- Birth name: Brian Joseph Pugh
- Also known as: Lou Bryan
- Born: 30 December 1933 Lincoln, England
- Died: 29 April 1999 (aged 65) Lincoln, England
- Genres: Pop
- Occupation(s): Singer, songwriter, record producer
- Instrument(s): Vocals, piano
- Years active: 1950s–1999
- Formerly of: Colin Hicks & the Cabin Boys Vince Taylor The Ivy League

= Perry Ford =

English musician (1933–1999)

Perry Ford (born Brian Joseph Pugh, 30 December 1933 – 29 April 1999) was an English pop singer, songwriter, producer and session musician, best known as a member of the Ivy League.

==Life and career==
Born in Lincoln, he moved to London in the mid-1950s and began singing and playing in Soho clubs. Under the name Lou Bryan, he briefly joined Colin Hicks & the Cabin Boys as a pianist in 1958, and then joined Vince Taylor's band, the Playboys. In 1959, using the name Perry Ford, he recorded the first of three singles on the Parlophone label, produced by George Martin, but none were successful. However, he found some success as a songwriter, co-writing Adam Faith's 1960 UK chart hit "Someone Else's Baby" with Les Vandyke, and co-writing "Caroline" with Tony Hiller for the Fortunes. Although "Caroline" was not a chart hit, it became widely known as the theme song for the pirate radio station Radio Caroline.

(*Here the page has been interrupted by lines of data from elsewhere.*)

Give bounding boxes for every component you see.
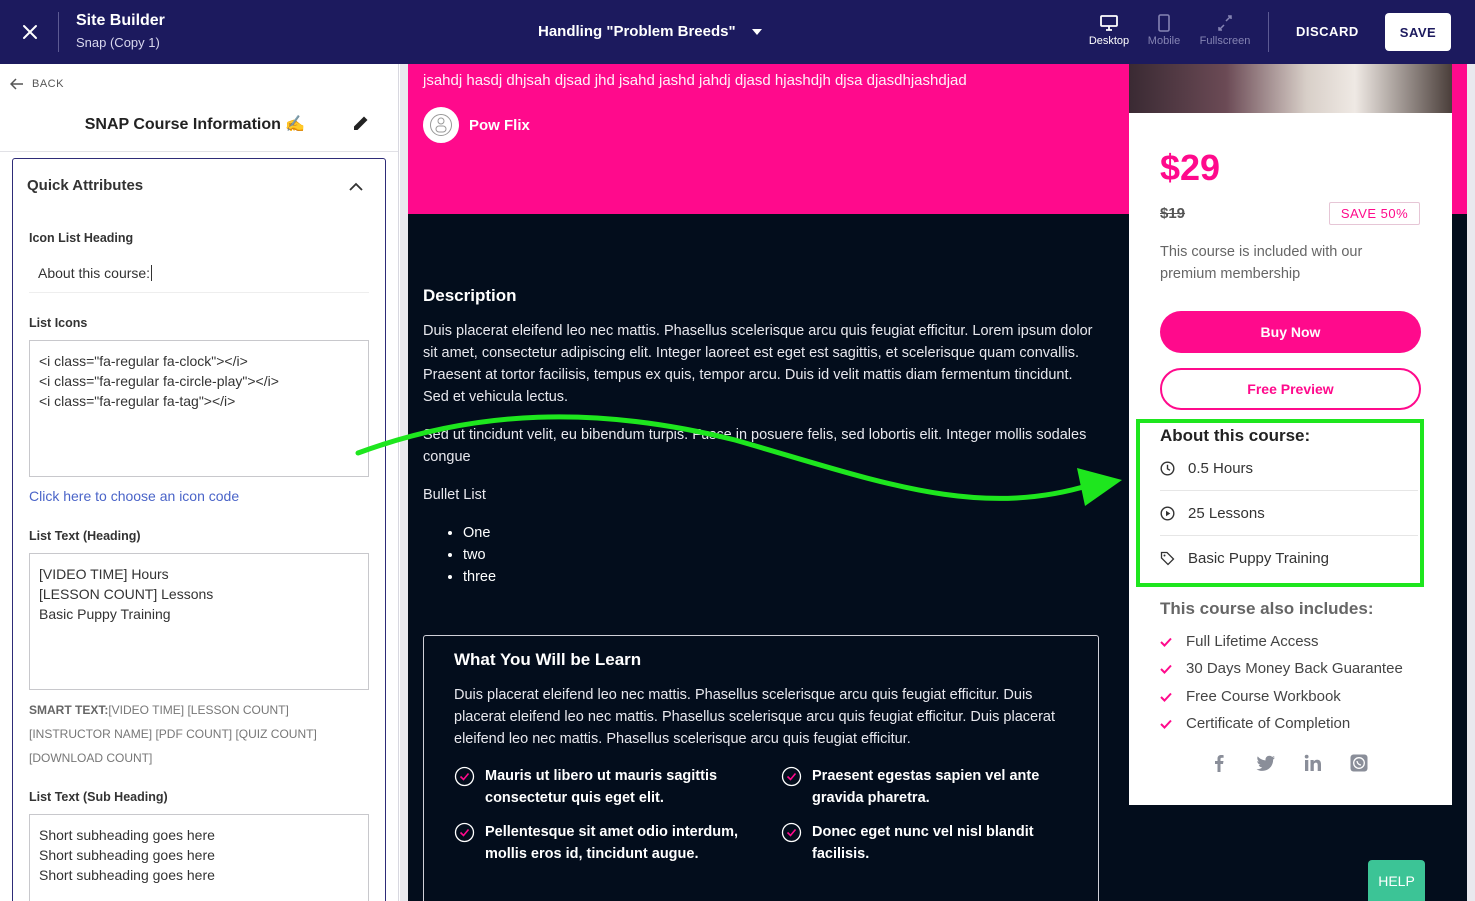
check-icon (1160, 664, 1172, 674)
icon-list-heading-input[interactable]: About this course: (29, 257, 369, 293)
back-link[interactable]: BACK (10, 78, 64, 90)
pencil-icon[interactable] (352, 114, 370, 137)
bullet-list: One two three (463, 522, 496, 588)
quick-attributes-section: Quick Attributes Icon List Heading About… (12, 158, 386, 901)
fullscreen-icon (1218, 15, 1232, 31)
icon-list-heading-value: About this course: (38, 265, 151, 281)
description-heading: Description (423, 286, 517, 305)
highlight-box (1136, 419, 1424, 587)
save-badge: SAVE 50% (1329, 202, 1420, 225)
choose-icon-code-link[interactable]: Click here to choose an icon code (29, 488, 239, 504)
include-item: Full Lifetime Access (1160, 633, 1319, 650)
list-icons-textarea[interactable]: <i class="fa-regular fa-clock"></i> <i c… (29, 340, 369, 477)
list-text-heading-textarea[interactable]: [VIDEO TIME] Hours [LESSON COUNT] Lesson… (29, 553, 369, 690)
device-desktop-label: Desktop (1088, 35, 1130, 47)
also-includes-heading: This course also includes: (1160, 599, 1374, 618)
close-icon[interactable] (18, 20, 42, 44)
avatar (423, 107, 459, 143)
check-circle-icon (781, 822, 802, 843)
device-desktop-button[interactable]: Desktop (1079, 14, 1139, 47)
help-button[interactable]: HELP (1368, 860, 1425, 901)
include-item: Certificate of Completion (1160, 715, 1350, 732)
check-circle-icon (454, 766, 475, 787)
device-fullscreen-button[interactable]: Fullscreen (1195, 14, 1255, 47)
list-text-sub-textarea[interactable]: Short subheading goes here Short subhead… (29, 814, 369, 901)
include-item-text: 30 Days Money Back Guarantee (1186, 660, 1403, 677)
check-icon (1160, 719, 1172, 729)
top-bar: Site Builder Snap (Copy 1) Handling "Pro… (0, 0, 1475, 64)
scrollbar[interactable] (1467, 64, 1475, 901)
device-mobile-button[interactable]: Mobile (1134, 14, 1194, 47)
check-icon (1160, 637, 1172, 647)
social-links (1209, 753, 1369, 773)
divider (58, 12, 59, 52)
include-item-text: Free Course Workbook (1186, 688, 1341, 705)
list-item: three (463, 566, 496, 588)
annotation-arrow (355, 414, 1122, 506)
list-item: two (463, 544, 496, 566)
old-price: $19 (1160, 205, 1186, 222)
include-item: 30 Days Money Back Guarantee (1160, 660, 1403, 677)
mobile-icon (1158, 14, 1170, 32)
discard-button[interactable]: DISCARD (1296, 24, 1359, 39)
include-item: Free Course Workbook (1160, 688, 1341, 705)
author: Pow Flix (423, 107, 530, 143)
save-button[interactable]: SAVE (1385, 13, 1451, 51)
buy-now-button[interactable]: Buy Now (1160, 311, 1421, 353)
list-text-sub-label: List Text (Sub Heading) (29, 790, 168, 804)
check-icon (1160, 692, 1172, 702)
section-title: Quick Attributes (27, 177, 144, 194)
app-subtitle: Snap (Copy 1) (76, 35, 160, 50)
free-preview-button[interactable]: Free Preview (1160, 368, 1421, 410)
list-text-heading-label: List Text (Heading) (29, 529, 141, 543)
learn-item: Donec eget nunc vel nisl blandit facilis… (781, 821, 1071, 865)
app-title: Site Builder (76, 12, 165, 29)
learn-box: What You Will be Learn Duis placerat ele… (423, 635, 1099, 901)
list-icons-label: List Icons (29, 316, 88, 330)
divider (1268, 12, 1269, 52)
course-image (1129, 64, 1452, 113)
twitter-icon[interactable] (1255, 753, 1277, 773)
caret-down-icon (751, 28, 762, 35)
desktop-icon (1100, 15, 1118, 31)
learn-paragraph: Duis placerat eleifend leo nec mattis. P… (454, 687, 1055, 747)
device-mobile-label: Mobile (1147, 35, 1181, 47)
author-name: Pow Flix (469, 116, 530, 134)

In 1964, after working with talent manager Reg Calvert in Denmark Street, and according to some sources playing piano on the Kinks' "You Really Got Me", he teamed up with the songwriting and singing duo of John Carter and Ken Lewis to form the vocal harmony group the Ivy League. Initially working as backing singers, they featured on several chart hits in the mid-1960s, including Sandie Shaw's "Always Something There to Remind Me", Tom Jones' "It's Not Unusual", and the Who's "I Can't Explain". The trio began recording for Piccadilly Records, and had several hits between 1965 and 1967, including "Tossing and Turning", "That's Why I'm Crying" and "Willow Tree", all written by Ford with Carter and Lewis.

After Carter and Lewis left the group in 1966, Ford continued to use the name Ivy League with new members until the mid-1970s, and also worked as a songwriter and record producer. He later moved back to Lincoln, where he died in 1999 at the age of 65.